Division of Reproductive Endocrinology and Infertility, Department of Obstetrics and Gynecology, Massachusetts General Hospital, Harvard Medical School, Boston, Massachusetts; Department of Medicine, Harvard Medical School, Boston, Massachusetts.
Division of Engineering in Medicine, Department of Medicine, Brigham and Women's Hospital, Harvard Medical School, Boston, Massachusetts.
Fertil Steril. 2020 Apr;113(4):781-787.e1. doi: 10.1016/j.fertnstert.2019.12.004.
To evaluate the consistency and objectivity of deep neural networks in embryo scoring and making disposition decisions for biopsy and cryopreservation in comparison to grading by highly trained embryologists.
Prospective double-blind study using retrospective data.
U.S.-based large academic fertility center.
Not applicable.
INTERVENTION(S): Embryo images (748 recorded at 70 hours postinsemination [hpi]) and 742 at 113 hpi) were used to evaluate embryologists and neural networks in embryo grading. The performance of 10 embryologists and a neural network were also evaluated in disposition decision making using 56 embryos.
Coefficients of variation (%CV) and measures of consistencies were compared.

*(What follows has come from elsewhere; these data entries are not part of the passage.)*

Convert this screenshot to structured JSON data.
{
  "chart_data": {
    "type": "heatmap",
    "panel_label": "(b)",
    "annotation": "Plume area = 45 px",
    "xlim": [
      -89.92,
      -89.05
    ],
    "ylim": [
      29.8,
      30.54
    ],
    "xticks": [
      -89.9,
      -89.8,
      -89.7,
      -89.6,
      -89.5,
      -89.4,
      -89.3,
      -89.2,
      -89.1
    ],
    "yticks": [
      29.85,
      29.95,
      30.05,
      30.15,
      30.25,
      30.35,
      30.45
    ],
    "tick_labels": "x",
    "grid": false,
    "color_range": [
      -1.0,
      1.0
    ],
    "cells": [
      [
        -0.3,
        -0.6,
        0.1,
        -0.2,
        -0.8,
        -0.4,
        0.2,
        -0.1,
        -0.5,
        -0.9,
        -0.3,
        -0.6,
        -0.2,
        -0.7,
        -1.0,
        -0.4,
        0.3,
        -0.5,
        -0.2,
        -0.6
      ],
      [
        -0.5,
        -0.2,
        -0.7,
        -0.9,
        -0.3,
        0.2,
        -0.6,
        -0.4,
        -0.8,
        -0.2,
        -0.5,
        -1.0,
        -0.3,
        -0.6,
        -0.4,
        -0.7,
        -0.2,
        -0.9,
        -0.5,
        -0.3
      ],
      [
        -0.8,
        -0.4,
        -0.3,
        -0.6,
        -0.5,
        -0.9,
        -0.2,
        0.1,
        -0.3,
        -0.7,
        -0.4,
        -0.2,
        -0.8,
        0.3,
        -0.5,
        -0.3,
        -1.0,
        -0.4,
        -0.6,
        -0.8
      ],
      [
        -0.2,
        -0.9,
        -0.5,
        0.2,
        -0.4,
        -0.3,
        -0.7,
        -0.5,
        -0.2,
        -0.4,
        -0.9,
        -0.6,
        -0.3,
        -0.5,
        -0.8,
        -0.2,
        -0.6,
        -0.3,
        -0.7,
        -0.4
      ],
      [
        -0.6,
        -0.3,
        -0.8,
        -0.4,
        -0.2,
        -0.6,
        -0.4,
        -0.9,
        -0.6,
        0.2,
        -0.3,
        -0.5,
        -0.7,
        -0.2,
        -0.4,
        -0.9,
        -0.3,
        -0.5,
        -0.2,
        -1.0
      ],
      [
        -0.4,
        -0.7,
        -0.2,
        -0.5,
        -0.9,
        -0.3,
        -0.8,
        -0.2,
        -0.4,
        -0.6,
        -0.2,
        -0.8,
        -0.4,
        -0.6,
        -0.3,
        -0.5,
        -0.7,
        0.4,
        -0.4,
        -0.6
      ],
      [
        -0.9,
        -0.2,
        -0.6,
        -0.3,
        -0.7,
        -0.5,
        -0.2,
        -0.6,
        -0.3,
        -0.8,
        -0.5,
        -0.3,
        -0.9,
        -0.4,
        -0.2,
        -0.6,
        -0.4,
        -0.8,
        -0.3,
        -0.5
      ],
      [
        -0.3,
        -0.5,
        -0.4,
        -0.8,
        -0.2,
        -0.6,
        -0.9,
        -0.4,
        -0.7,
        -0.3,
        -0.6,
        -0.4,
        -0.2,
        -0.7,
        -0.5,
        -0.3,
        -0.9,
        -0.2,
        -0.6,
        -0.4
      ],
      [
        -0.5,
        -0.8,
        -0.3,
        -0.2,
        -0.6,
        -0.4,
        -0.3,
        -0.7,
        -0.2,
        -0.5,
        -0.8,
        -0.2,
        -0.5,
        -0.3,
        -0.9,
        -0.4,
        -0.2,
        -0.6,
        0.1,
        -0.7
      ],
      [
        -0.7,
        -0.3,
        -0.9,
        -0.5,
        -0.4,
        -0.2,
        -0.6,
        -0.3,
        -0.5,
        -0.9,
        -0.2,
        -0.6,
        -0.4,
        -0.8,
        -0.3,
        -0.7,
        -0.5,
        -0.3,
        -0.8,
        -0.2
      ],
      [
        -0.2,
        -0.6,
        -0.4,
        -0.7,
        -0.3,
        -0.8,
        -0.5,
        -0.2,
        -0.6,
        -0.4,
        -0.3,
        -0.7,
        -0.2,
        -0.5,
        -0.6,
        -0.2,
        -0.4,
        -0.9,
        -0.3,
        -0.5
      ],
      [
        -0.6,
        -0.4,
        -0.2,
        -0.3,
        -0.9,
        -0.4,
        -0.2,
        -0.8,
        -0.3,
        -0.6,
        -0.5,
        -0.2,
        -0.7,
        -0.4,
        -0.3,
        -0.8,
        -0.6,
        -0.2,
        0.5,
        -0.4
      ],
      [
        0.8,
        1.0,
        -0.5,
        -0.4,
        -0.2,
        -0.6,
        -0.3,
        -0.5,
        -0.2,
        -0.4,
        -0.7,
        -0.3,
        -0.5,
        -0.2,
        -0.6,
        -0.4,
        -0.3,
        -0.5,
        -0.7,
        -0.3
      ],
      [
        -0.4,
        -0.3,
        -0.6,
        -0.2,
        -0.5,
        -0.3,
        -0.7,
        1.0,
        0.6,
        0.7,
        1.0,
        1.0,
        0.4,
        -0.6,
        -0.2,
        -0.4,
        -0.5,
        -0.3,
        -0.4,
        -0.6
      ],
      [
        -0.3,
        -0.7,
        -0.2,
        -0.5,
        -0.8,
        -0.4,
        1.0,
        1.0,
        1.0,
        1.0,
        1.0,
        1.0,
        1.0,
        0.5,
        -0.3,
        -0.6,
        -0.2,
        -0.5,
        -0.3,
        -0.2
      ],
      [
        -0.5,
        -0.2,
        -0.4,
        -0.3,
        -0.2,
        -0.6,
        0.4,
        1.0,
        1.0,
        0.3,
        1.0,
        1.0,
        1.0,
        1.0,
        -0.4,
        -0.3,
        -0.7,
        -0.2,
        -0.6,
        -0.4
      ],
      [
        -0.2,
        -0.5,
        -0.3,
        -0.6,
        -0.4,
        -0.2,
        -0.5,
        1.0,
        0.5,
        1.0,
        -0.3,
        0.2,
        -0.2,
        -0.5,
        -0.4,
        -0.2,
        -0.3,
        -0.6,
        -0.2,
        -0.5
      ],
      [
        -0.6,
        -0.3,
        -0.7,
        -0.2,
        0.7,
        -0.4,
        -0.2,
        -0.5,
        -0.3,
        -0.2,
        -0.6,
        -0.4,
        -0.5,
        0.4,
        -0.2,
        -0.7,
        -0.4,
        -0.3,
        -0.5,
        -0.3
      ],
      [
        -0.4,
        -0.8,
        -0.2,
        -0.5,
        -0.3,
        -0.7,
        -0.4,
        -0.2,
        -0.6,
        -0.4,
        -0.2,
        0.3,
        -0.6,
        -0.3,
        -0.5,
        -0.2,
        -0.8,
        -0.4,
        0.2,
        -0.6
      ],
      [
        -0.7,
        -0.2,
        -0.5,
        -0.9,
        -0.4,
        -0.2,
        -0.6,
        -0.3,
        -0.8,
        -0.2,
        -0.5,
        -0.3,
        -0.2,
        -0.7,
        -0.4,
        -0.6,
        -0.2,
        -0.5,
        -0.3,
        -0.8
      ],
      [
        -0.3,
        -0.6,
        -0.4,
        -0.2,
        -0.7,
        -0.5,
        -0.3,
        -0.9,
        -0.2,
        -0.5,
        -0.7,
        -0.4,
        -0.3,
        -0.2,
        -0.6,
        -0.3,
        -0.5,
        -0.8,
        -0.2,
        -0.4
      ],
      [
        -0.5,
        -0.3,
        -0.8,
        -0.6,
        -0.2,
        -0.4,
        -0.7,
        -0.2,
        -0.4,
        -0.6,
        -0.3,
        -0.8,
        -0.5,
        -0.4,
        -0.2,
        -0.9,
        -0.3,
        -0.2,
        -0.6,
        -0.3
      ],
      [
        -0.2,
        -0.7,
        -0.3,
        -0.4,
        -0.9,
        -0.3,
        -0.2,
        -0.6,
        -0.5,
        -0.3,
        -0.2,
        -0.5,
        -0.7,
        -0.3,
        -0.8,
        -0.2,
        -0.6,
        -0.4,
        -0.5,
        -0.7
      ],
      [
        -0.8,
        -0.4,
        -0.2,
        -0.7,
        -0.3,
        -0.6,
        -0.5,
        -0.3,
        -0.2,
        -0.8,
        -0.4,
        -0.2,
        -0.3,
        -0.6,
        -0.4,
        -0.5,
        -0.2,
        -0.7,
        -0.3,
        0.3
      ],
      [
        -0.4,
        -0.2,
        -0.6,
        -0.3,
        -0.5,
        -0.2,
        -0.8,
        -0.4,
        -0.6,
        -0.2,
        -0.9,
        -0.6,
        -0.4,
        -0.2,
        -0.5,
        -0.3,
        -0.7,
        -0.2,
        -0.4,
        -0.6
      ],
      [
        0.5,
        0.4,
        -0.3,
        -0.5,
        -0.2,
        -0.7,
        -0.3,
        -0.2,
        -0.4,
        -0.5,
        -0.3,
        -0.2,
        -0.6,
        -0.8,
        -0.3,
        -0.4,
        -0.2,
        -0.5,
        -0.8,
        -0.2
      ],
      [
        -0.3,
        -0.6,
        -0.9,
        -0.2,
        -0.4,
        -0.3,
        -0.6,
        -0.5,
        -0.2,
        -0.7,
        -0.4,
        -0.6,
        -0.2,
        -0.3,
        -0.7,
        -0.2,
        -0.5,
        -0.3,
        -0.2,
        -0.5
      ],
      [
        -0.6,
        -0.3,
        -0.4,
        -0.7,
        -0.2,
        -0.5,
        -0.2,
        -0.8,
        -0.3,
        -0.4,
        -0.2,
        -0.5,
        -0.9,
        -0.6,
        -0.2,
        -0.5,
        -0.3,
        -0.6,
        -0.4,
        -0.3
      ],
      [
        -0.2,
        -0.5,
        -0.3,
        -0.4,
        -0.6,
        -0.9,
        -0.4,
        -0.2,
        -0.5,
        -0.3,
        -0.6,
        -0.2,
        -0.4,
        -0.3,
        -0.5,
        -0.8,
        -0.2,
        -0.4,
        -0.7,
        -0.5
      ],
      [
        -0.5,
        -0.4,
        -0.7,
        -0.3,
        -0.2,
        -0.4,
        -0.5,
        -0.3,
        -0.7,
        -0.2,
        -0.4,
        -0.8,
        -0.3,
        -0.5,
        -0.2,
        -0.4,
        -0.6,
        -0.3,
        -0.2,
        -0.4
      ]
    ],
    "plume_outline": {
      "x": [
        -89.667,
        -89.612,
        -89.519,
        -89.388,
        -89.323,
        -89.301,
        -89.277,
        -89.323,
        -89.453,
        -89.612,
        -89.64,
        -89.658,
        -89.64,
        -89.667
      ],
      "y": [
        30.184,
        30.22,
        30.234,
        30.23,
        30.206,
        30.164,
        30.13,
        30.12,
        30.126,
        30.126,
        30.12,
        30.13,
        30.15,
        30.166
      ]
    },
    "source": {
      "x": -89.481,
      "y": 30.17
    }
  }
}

Embryologists exhibited a high degree of variability (%CV averages: 82.84% for 70 hpi and 44.98% for 113 hpi) in grading embryo. When selecting blastocysts for biopsy or cryopreservation, embryologists had an average consistency of 52.14% and 57.68%, respectively. The neural network outperformed the embryologists in selecting blastocysts for biopsy and cryopreservation with a consistency of 83.92%. Cronbach's α analysis revealed an α coefficient of 0.60 for the embryologists and 1.00 for the network.
The results of our study show a high degree of interembryologist and intraembryologist variability in scoring embryos, likely due to the subjective nature of traditional morphology grading. This may ultimately lead to less precise disposition decisions and discarding of viable embryos. The application of a deep neural network, as shown in our study, can introduce improved reliability and high consistency during the process of embryo selection and disposition, potentially improving outcomes in an embryology laboratory.
与经验丰富的胚胎学家分级相比,评估深度神经网络在胚胎评分和活检及冷冻保存处置决策中的一致性和客观性。
使用回顾性数据的前瞻性双盲研究。
美国大型学术生育中心。
不适用。
使用胚胎图像(748 个在授精后 70 小时[hpi]记录,742 个在 113 hpi 记录)评估胚胎学家和神经网络在胚胎分级中的表现。还使用 56 个胚胎评估了 10 名胚胎学家和神经网络在处置决策中的表现。
比较变异系数(%CV)和一致性度量。
胚胎学家在胚胎分级中表现出高度的可变性(%CV 平均值:70 hpi 时为 82.84%,113 hpi 时为 44.98%)。在选择用于活检或冷冻保存的囊胚时,胚胎学家的一致性平均分别为 52.14%和 57.68%。神经网络在选择用于活检和冷冻保存的囊胚方面优于胚胎学家,一致性分别为 83.92%。Cronbach's α 分析显示胚胎学家的α系数为 0.60,网络的α系数为 1.00。
我们的研究结果表明,胚胎评分中胚胎学家之间和胚胎学家内部的可变性很大,这可能是由于传统形态学分级的主观性。这最终可能导致处置决策不精确,并丢弃有活力的胚胎。如我们的研究所示,深度神经网络的应用可以在胚胎选择和处置过程中引入更高的可靠性和高度一致性,从而有可能改善胚胎学实验室的结果。